Fall 2020

CS194 Project 4: Facial Keypoint Detection with Neural Networks

April Sin

Overview

In the last project - Project 3: Face Morphing, we had to manually click the keypoints to identify a face. To step up our game, we are making this project that automatically detect the face for us! How we acheive this is by using convolutional neural networks.

Part 1: Nose Tip Detection

Dataset and Dataloader

Before detecting the whole face, we will try detecting just the nose. We will be using the IMM Face Dataset.
All the images are resized to 240 x 320 and no data augmentations are done.

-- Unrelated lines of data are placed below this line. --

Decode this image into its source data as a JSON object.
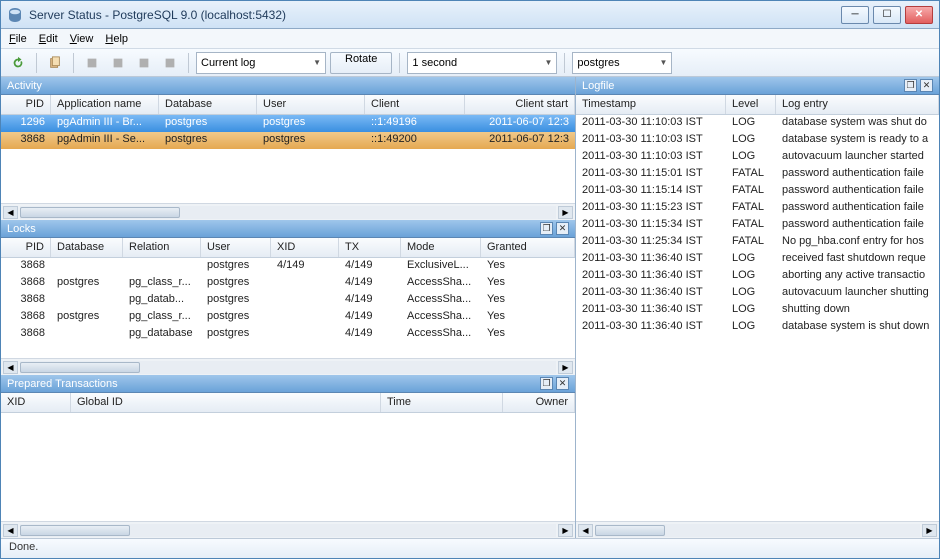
{
  "title": "Server Status - PostgreSQL 9.0 (localhost:5432)",
  "menu": {
    "file": "File",
    "edit": "Edit",
    "view": "View",
    "help": "Help"
  },
  "toolbar": {
    "currentlog": "Current log",
    "rotate": "Rotate",
    "refresh": "1 second",
    "database": "postgres"
  },
  "panels": {
    "activity": {
      "title": "Activity",
      "cols": [
        "PID",
        "Application name",
        "Database",
        "User",
        "Client",
        "Client start"
      ],
      "rows": [
        {
          "pid": "1296",
          "app": "pgAdmin III - Br...",
          "db": "postgres",
          "user": "postgres",
          "client": "::1:49196",
          "start": "2011-06-07 12:3"
        },
        {
          "pid": "3868",
          "app": "pgAdmin III - Se...",
          "db": "postgres",
          "user": "postgres",
          "client": "::1:49200",
          "start": "2011-06-07 12:3"
        }
      ]
    },
    "locks": {
      "title": "Locks",
      "cols": [
        "PID",
        "Database",
        "Relation",
        "User",
        "XID",
        "TX",
        "Mode",
        "Granted"
      ],
      "rows": [
        {
          "pid": "3868",
          "db": "",
          "rel": "",
          "user": "postgres",
          "xid": "4/149",
          "tx": "4/149",
          "mode": "ExclusiveL...",
          "granted": "Yes"
        },
        {
          "pid": "3868",
          "db": "postgres",
          "rel": "pg_class_r...",
          "user": "postgres",
          "xid": "",
          "tx": "4/149",
          "mode": "AccessSha...",
          "granted": "Yes"
        },
        {
          "pid": "3868",
          "db": "",
          "rel": "pg_datab...",
          "user": "postgres",
          "xid": "",
          "tx": "4/149",
          "mode": "AccessSha...",
          "granted": "Yes"
        },
        {
          "pid": "3868",
          "db": "postgres",
          "rel": "pg_class_r...",
          "user": "postgres",
          "xid": "",
          "tx": "4/149",
          "mode": "AccessSha...",
          "granted": "Yes"
        },
        {
          "pid": "3868",
          "db": "",
          "rel": "pg_database",
          "user": "postgres",
          "xid": "",
          "tx": "4/149",
          "mode": "AccessSha...",
          "granted": "Yes"
        }
      ]
    },
    "prepared": {
      "title": "Prepared Transactions",
      "cols": [
        "XID",
        "Global ID",
        "Time",
        "Owner"
      ],
      "rows": []
    },
    "logfile": {
      "title": "Logfile",
      "cols": [
        "Timestamp",
        "Level",
        "Log entry"
      ],
      "rows": [
        {
          "ts": "2011-03-30 11:10:03 IST",
          "lvl": "LOG",
          "msg": "database system was shut do"
        },
        {
          "ts": "2011-03-30 11:10:03 IST",
          "lvl": "LOG",
          "msg": "database system is ready to a"
        },
        {
          "ts": "2011-03-30 11:10:03 IST",
          "lvl": "LOG",
          "msg": "autovacuum launcher started"
        },
        {
          "ts": "2011-03-30 11:15:01 IST",
          "lvl": "FATAL",
          "msg": "password authentication faile"
        },
        {
          "ts": "2011-03-30 11:15:14 IST",
          "lvl": "FATAL",
          "msg": "password authentication faile"
        },
        {
          "ts": "2011-03-30 11:15:23 IST",
          "lvl": "FATAL",
          "msg": "password authentication faile"
        },
        {
          "ts": "2011-03-30 11:15:34 IST",
          "lvl": "FATAL",
          "msg": "password authentication faile"
        },
        {
          "ts": "2011-03-30 11:25:34 IST",
          "lvl": "FATAL",
          "msg": "No pg_hba.conf entry for hos"
        },
        {
          "ts": "2011-03-30 11:36:40 IST",
          "lvl": "LOG",
          "msg": "received fast shutdown reque"
        },
        {
          "ts": "2011-03-30 11:36:40 IST",
          "lvl": "LOG",
          "msg": "aborting any active transactio"
        },
        {
          "ts": "2011-03-30 11:36:40 IST",
          "lvl": "LOG",
          "msg": "autovacuum launcher shutting"
        },
        {
          "ts": "2011-03-30 11:36:40 IST",
          "lvl": "LOG",
          "msg": "shutting down"
        },
        {
          "ts": "2011-03-30 11:36:40 IST",
          "lvl": "LOG",
          "msg": "database system is shut down"
        }
      ]
    }
  },
  "status": "Done."
}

For the dataloader, I used batch_size = 64.

Here are some sampled images and the truth nose keypoint:

Sample 1
Sample 2
Sample 3

CNN Model

I used a neural network with 5 convolution layers, each followed by ReLU and max pooling. They are then followed by two fully connected layres. I used kernel_size = (3, 3) for all the layers that needed one.

Here are all the conv layers:

  1. C1 = Conv2d(1, 24, 3)
  2. C2 = Conv2d(24, 30, 3
  3. C3 = Conv2d(30, 20, 3)
  4. FC1 = Linear(20 * 7 * 10, 128)
  5. FC2 = Linear(128, 2 * 58

To train my model, I used MSELoss and the Adam optimizer with learning_rate=3e-4 and with num_epochs = 20.

Here are the results:

Success Cases
Success 1
Success 2
Success 3
Failure Cases
Fail 1
Fail 2
Fail 3

Some reasons why these images failed could be because of the nose is generally around the center of an image. The model is not good at detecting the nose when it is not the case -- when the person's head is rotated, and especially for the case when the person is not standing at the middle and his head is very rotated.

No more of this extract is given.